Дикий вечер
У Афанасия Евмениевича была в нашем городе в рядах своя лавка красного товара, досталась ему от отца, бывшего офени и коробейника. Поэтому и на вывеске обозначено было:
«Лавка Евмения Харина, по народному прозванию Мины».
Никто лавку харинской и не звал, а всегда говорили «у Мины».
— Купила у Мины зеленого бур до на юбку…
Афанасий был купец хитрый и при покупателе говорил с приказчиками на офенском языке.
— Афанасий Евменьич, — скажет приказчик, — почем для барыни Манчестер?
— Размечай по полтора хруста, — ответит Харин.
Заметьте — «хруста», а не рубля. Ну, барыня, конечно, и не понимает.
Или скажет:
— Торопи ее, не задерживай, скажи, что пора забутыривать дудерку.
Ну, кто тут догадается, что дудерка — это лавка, а забутыривать — закрывать?
Вот этот самый хитрый купец перехитрил и меня, всучив мне совершенно дрянную таратаечку.
— Ну, — сказал, — повезло вам, барынька. Есть у меня для вас таратаечка, английский шарабанчик. Сам бы, как говорится, ел, да хозяин не велит. Новенькая, высокий фасон. Для меня малопоместительна, а вам для прогулочки лучше и на заказ не сделают. Вот когда надумаете на Горушку в гости съездить, я туда вас подвезу, так вы и попробуете, что у меня за таратаечка.
Потом все посылал своего мальчишку узнавать, не собираюсь ли я на Горушку.
Наконец сговорились, и он заехал за мной.
Таратаечка была двухколейная, черная, дико высокая — прямо эшафот. Перед самыми коленями перильца, сиденье высокое.
— Шик-с! — говорил Харин. — Барский выезд! Поехали ничего себе.
— На ходу-то как легка! — любовался Харин. — И высоко, все тебе видать, и тебя отовсюду заметно. Барский выезд.
Щурил лукавые зеленые глаза, рыжая бородища по ветру веером. Уговорил.
Назад отвезти он меня не мог — торопился по делам.
— Горушинские доставят. А я вечером таратаечку к вам пришлю, и задаточек получить прикажите.
Дня через два велела я запрячь Воронка в эту самую новую таратаечку и поехала одна на Горушку.
Для начала поняла, что влезть в нее — чистая беда. Ступенька приходилась почти на высоте пояса. А Воронок — лошадь неспокойная, и даже в удобный экипаж не дает сесть — дергает. Ну, да кто-нибудь ее всегда подержит.
Ехать все время в гору — оттого и называлась усадьба Горушка.
Жили там очень милые люди: близорукий молодой человек, собиравший грибы с биноклем, и две барышни. Одна считалась красавицей, другая уродом, но я за много лет знакомства так и не поняла, которая именно красавица, которая урод…

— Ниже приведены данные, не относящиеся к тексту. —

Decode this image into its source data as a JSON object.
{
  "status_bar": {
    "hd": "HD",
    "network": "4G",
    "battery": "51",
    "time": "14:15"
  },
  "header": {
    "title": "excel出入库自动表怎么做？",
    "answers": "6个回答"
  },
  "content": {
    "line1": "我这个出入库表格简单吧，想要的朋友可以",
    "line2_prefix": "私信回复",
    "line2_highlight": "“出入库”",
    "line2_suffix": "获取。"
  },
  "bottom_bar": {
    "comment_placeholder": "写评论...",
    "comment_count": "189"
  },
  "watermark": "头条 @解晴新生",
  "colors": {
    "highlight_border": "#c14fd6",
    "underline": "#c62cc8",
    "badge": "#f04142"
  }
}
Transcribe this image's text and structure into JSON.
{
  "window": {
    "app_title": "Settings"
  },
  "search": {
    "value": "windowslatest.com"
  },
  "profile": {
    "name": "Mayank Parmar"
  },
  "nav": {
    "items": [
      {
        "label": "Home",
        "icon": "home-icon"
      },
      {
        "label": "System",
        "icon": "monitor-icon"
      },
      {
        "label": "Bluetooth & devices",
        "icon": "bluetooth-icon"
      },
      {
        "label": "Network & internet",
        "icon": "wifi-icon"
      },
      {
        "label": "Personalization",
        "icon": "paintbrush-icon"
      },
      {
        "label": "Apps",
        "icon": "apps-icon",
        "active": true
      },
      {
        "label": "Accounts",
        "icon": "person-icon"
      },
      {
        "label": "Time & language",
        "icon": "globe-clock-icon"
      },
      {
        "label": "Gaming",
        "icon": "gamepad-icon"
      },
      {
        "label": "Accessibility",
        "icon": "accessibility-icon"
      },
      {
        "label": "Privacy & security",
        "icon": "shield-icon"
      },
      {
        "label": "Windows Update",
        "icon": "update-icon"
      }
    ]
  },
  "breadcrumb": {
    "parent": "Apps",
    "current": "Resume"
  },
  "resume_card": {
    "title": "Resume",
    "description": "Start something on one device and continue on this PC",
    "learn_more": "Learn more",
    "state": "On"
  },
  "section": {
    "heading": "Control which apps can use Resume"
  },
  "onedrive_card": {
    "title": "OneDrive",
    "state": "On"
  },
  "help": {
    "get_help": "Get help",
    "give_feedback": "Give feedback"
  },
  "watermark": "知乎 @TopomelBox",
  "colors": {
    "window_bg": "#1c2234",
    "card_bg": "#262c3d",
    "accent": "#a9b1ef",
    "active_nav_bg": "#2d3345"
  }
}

Воронок нервничал, пугался грачей, луж, кучек щебня у краев дороги. Поднялся ветер, загудел в телеграфной проволоке.
Подъехала к усадьбе, смотрю — ворота заперты. И никого нет. А дом далеко, в глубине аллеи.
Встать и открыть не могу, потому что Воронок не даст мне снова влезть на мой эшафот.
Покричала, подождала, еще покричала.
Деревья качаются, гнет их ветром, начесывает вершины, как косматые чубы на лоб.
У Воронка грива развевается, он голову поднял, точно прислушивается. И вдруг повернулся и скосил на меня огромный, с желтым, как у негра, белком дикий глаз.
Поднялась черная птица, описала в воздухе большой круг, точно заколдовала, пронеслась над головой и провалилась за лесом.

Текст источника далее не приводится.